ABSTRACT
Opioid illegal use and misuse are producing extremely costly sequelae (e.g. overdoses, ED visits, deaths) at
unprecedented levels. FDA-approved medications for treating opioid use disorder are effective, but there is a
significant unmet need for alternatives especially relapse prevention. NIDA and the FDA have encouraged
investigators to expand the range of therapeutic outcomes, beyond measurement of abstinence. Insomnia is a
clinically significant, but understudied, correlate/predictor of relapse to substance use. Yet, most medications for
treating insomnia have limited efficacy and can produce side effects. The orexin (OX) system plays a key role in
sleep and substance use, offering a promising avenue for study. The dual OX-1/2 receptor antagonist suvorexant
is an FDA-approved insomnia treatment, but it is unknown whether dual OX antagonism can improve opioid (or
other substance) abstinence. This project will address whether OX-1/2 antagonism is a mechanism that can
directly improve outpatient opioid abstinence (i.e. independent of opioid detoxification-related sleep disturbance),
or whether OX antagonism corrects sleep deficiencies and indirectly improves opioid abstinence. Specific Aims
are to determine whether nightly treatment with the OX-1/2 antagonist suvorexant (20 or 40 mg/day PO), relative
to placebo: 1. increases outpatient opioid abstinence; and 2. improves sleep efficiency (time sleeping ÷ time in
bed) on the residential detoxification unit.
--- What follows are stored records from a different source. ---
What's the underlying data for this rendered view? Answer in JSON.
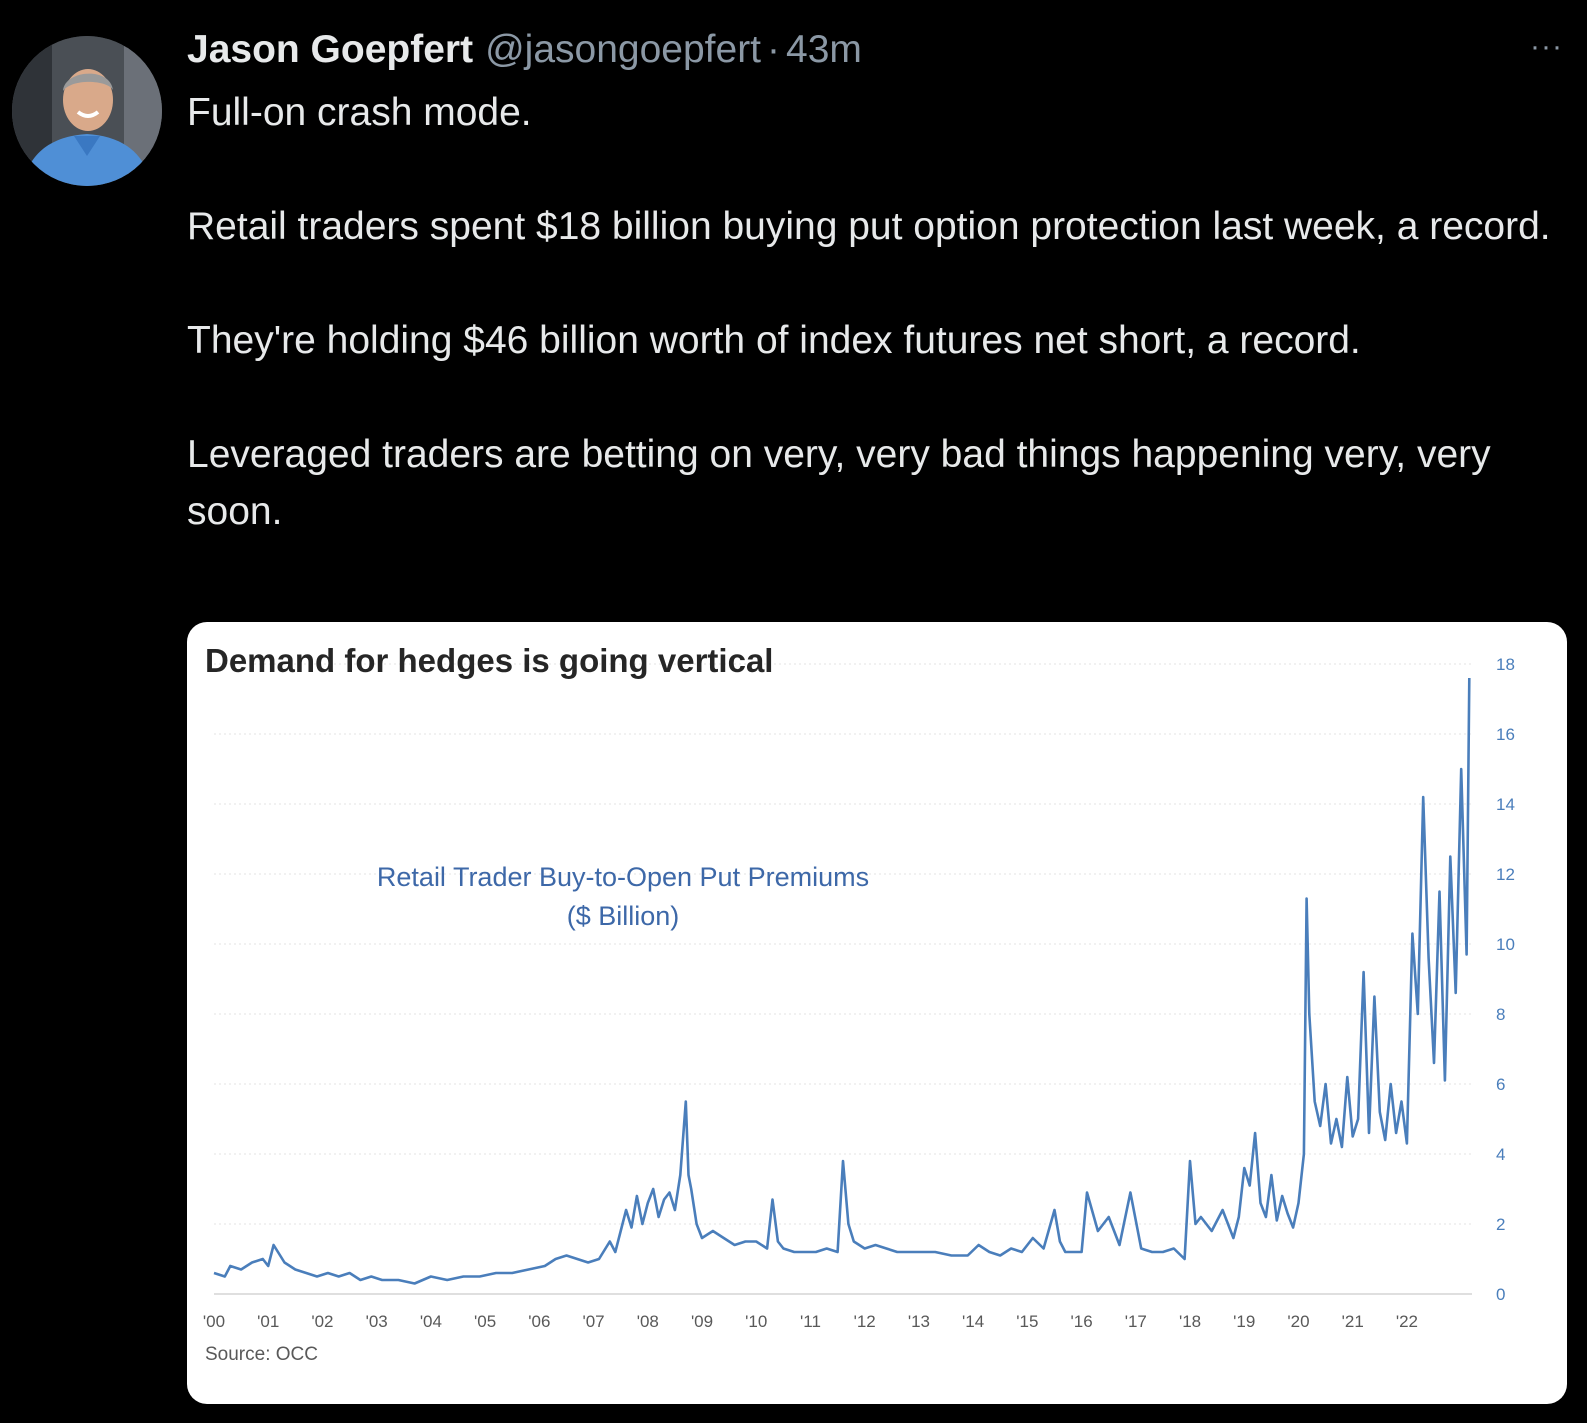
{
  "tweet": {
    "author_name": "Jason Goepfert",
    "handle": "@jasongoepfert",
    "separator": "·",
    "time": "43m",
    "more_label": "···",
    "paragraphs": [
      "Full-on crash mode.",
      "Retail traders spent $18 billion buying put option protection last week, a record.",
      "They're holding $46 billion worth of index futures net short, a record.",
      "Leveraged traders are betting on very, very bad things happening very, very soon."
    ]
  },
  "colors": {
    "background": "#000000",
    "text": "#e7e9ea",
    "muted": "#8b98a5",
    "series": "#4a7ebb"
  },
  "icons": {
    "avatar": "avatar-photo",
    "more": "more-dots-icon"
  },
  "chart_data": {
    "type": "line",
    "title": "Demand for hedges is going vertical",
    "series_label_line1": "Retail Trader Buy-to-Open Put Premiums",
    "series_label_line2": "($ Billion)",
    "source": "Source: OCC",
    "xlim": [
      2000,
      2023.2
    ],
    "ylim": [
      0,
      18
    ],
    "y_axis_side": "right",
    "grid": "horizontal-dotted",
    "x_tick_values": [
      2000,
      2001,
      2002,
      2003,
      2004,
      2005,
      2006,
      2007,
      2008,
      2009,
      2010,
      2011,
      2012,
      2013,
      2014,
      2015,
      2016,
      2017,
      2018,
      2019,
      2020,
      2021,
      2022
    ],
    "x_tick_labels": [
      "'00",
      "'01",
      "'02",
      "'03",
      "'04",
      "'05",
      "'06",
      "'07",
      "'08",
      "'09",
      "'10",
      "'11",
      "'12",
      "'13",
      "'14",
      "'15",
      "'16",
      "'17",
      "'18",
      "'19",
      "'20",
      "'21",
      "'22"
    ],
    "y_ticks": [
      0,
      2,
      4,
      6,
      8,
      10,
      12,
      14,
      16,
      18
    ],
    "series": [
      {
        "x": [
          2000.0,
          2000.2,
          2000.3,
          2000.5,
          2000.7,
          2000.9,
          2001.0,
          2001.1,
          2001.3,
          2001.5,
          2001.7,
          2001.9,
          2002.1,
          2002.3,
          2002.5,
          2002.7,
          2002.9,
          2003.1,
          2003.4,
          2003.7,
          2004.0,
          2004.3,
          2004.6,
          2004.9,
          2005.2,
          2005.5,
          2005.8,
          2006.1,
          2006.3,
          2006.5,
          2006.7,
          2006.9,
          2007.1,
          2007.3,
          2007.4,
          2007.5,
          2007.6,
          2007.7,
          2007.8,
          2007.9,
          2008.0,
          2008.1,
          2008.2,
          2008.3,
          2008.4,
          2008.5,
          2008.6,
          2008.7,
          2008.75,
          2008.8,
          2008.9,
          2009.0,
          2009.1,
          2009.2,
          2009.4,
          2009.6,
          2009.8,
          2010.0,
          2010.2,
          2010.3,
          2010.4,
          2010.5,
          2010.7,
          2010.9,
          2011.1,
          2011.3,
          2011.5,
          2011.6,
          2011.7,
          2011.8,
          2012.0,
          2012.2,
          2012.4,
          2012.6,
          2012.8,
          2013.0,
          2013.3,
          2013.6,
          2013.9,
          2014.1,
          2014.3,
          2014.5,
          2014.7,
          2014.9,
          2015.1,
          2015.3,
          2015.5,
          2015.6,
          2015.7,
          2015.9,
          2016.0,
          2016.1,
          2016.3,
          2016.5,
          2016.7,
          2016.9,
          2017.1,
          2017.3,
          2017.5,
          2017.7,
          2017.9,
          2018.0,
          2018.1,
          2018.2,
          2018.4,
          2018.6,
          2018.8,
          2018.9,
          2019.0,
          2019.1,
          2019.2,
          2019.3,
          2019.4,
          2019.5,
          2019.6,
          2019.7,
          2019.8,
          2019.9,
          2020.0,
          2020.1,
          2020.15,
          2020.2,
          2020.3,
          2020.4,
          2020.5,
          2020.6,
          2020.7,
          2020.8,
          2020.9,
          2021.0,
          2021.1,
          2021.2,
          2021.3,
          2021.4,
          2021.5,
          2021.6,
          2021.7,
          2021.8,
          2021.9,
          2022.0,
          2022.1,
          2022.2,
          2022.3,
          2022.4,
          2022.5,
          2022.6,
          2022.7,
          2022.8,
          2022.9,
          2023.0,
          2023.1,
          2023.15
        ],
        "values": [
          0.6,
          0.5,
          0.8,
          0.7,
          0.9,
          1.0,
          0.8,
          1.4,
          0.9,
          0.7,
          0.6,
          0.5,
          0.6,
          0.5,
          0.6,
          0.4,
          0.5,
          0.4,
          0.4,
          0.3,
          0.5,
          0.4,
          0.5,
          0.5,
          0.6,
          0.6,
          0.7,
          0.8,
          1.0,
          1.1,
          1.0,
          0.9,
          1.0,
          1.5,
          1.2,
          1.8,
          2.4,
          1.9,
          2.8,
          2.0,
          2.6,
          3.0,
          2.2,
          2.7,
          2.9,
          2.4,
          3.4,
          5.5,
          3.4,
          3.0,
          2.0,
          1.6,
          1.7,
          1.8,
          1.6,
          1.4,
          1.5,
          1.5,
          1.3,
          2.7,
          1.5,
          1.3,
          1.2,
          1.2,
          1.2,
          1.3,
          1.2,
          3.8,
          2.0,
          1.5,
          1.3,
          1.4,
          1.3,
          1.2,
          1.2,
          1.2,
          1.2,
          1.1,
          1.1,
          1.4,
          1.2,
          1.1,
          1.3,
          1.2,
          1.6,
          1.3,
          2.4,
          1.5,
          1.2,
          1.2,
          1.2,
          2.9,
          1.8,
          2.2,
          1.4,
          2.9,
          1.3,
          1.2,
          1.2,
          1.3,
          1.0,
          3.8,
          2.0,
          2.2,
          1.8,
          2.4,
          1.6,
          2.2,
          3.6,
          3.1,
          4.6,
          2.6,
          2.2,
          3.4,
          2.1,
          2.8,
          2.3,
          1.9,
          2.6,
          4.0,
          11.3,
          8.0,
          5.5,
          4.8,
          6.0,
          4.3,
          5.0,
          4.2,
          6.2,
          4.5,
          5.0,
          9.2,
          4.6,
          8.5,
          5.2,
          4.4,
          6.0,
          4.6,
          5.5,
          4.3,
          10.3,
          8.0,
          14.2,
          9.6,
          6.6,
          11.5,
          6.1,
          12.5,
          8.6,
          15.0,
          9.7,
          17.6
        ]
      }
    ]
  }
}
We will also determine 3. whether improved sleep efficiency predicts
greater opioid abstinence (regardless of group assignment). Medication treatment will start on a residential
detoxification unit (where sleep efficiency will be evaluated). Participants will be discharged and prospectively
followed 13 weeks to evaluate opioid abstinence (assessed weekly via urinalysis and timeline followback self-
report). Secondary outcomes include: retention; time to relapse; percent REM sleep; biomarkers of circadian
rhythm, SNS and HPA axis function; medication adherence and satisfaction; actigraphy, daytime sleepiness;
opioid craving and withdrawal symptoms; depression and anxiety symptoms; non-opioid substance use; global
clinical severity, and health status. We will monitor safety including overdose, ED visits, and treatment
readmissions. Impact of this project will be exceptional because: (1) opioid use problems remain at critically high
levels yet detoxification-related sleep disturbance may increase (or predict) relapse risk; (2) our approach uses
very rigorous methods (placebo controlled, dose-response, novel biomarkers, prospective abstinence/relapse
assessment) and by systematically examining mediators/moderators of relapse (focusing on sleep efficiency but
considering other factors), we will bridge a large translational gap; and (3) our findings could identify a novel and
important therapeutic mechanism for the OX system in sleep and substance use/relapse. This project offers a
template for investigating the effects of OX antagonists on drug relapse and biomarkers, and for developing
therapeutic approaches to address this major public health problem. This highly innovative project should thus
have an exceptionally strong and enduring impact on the field.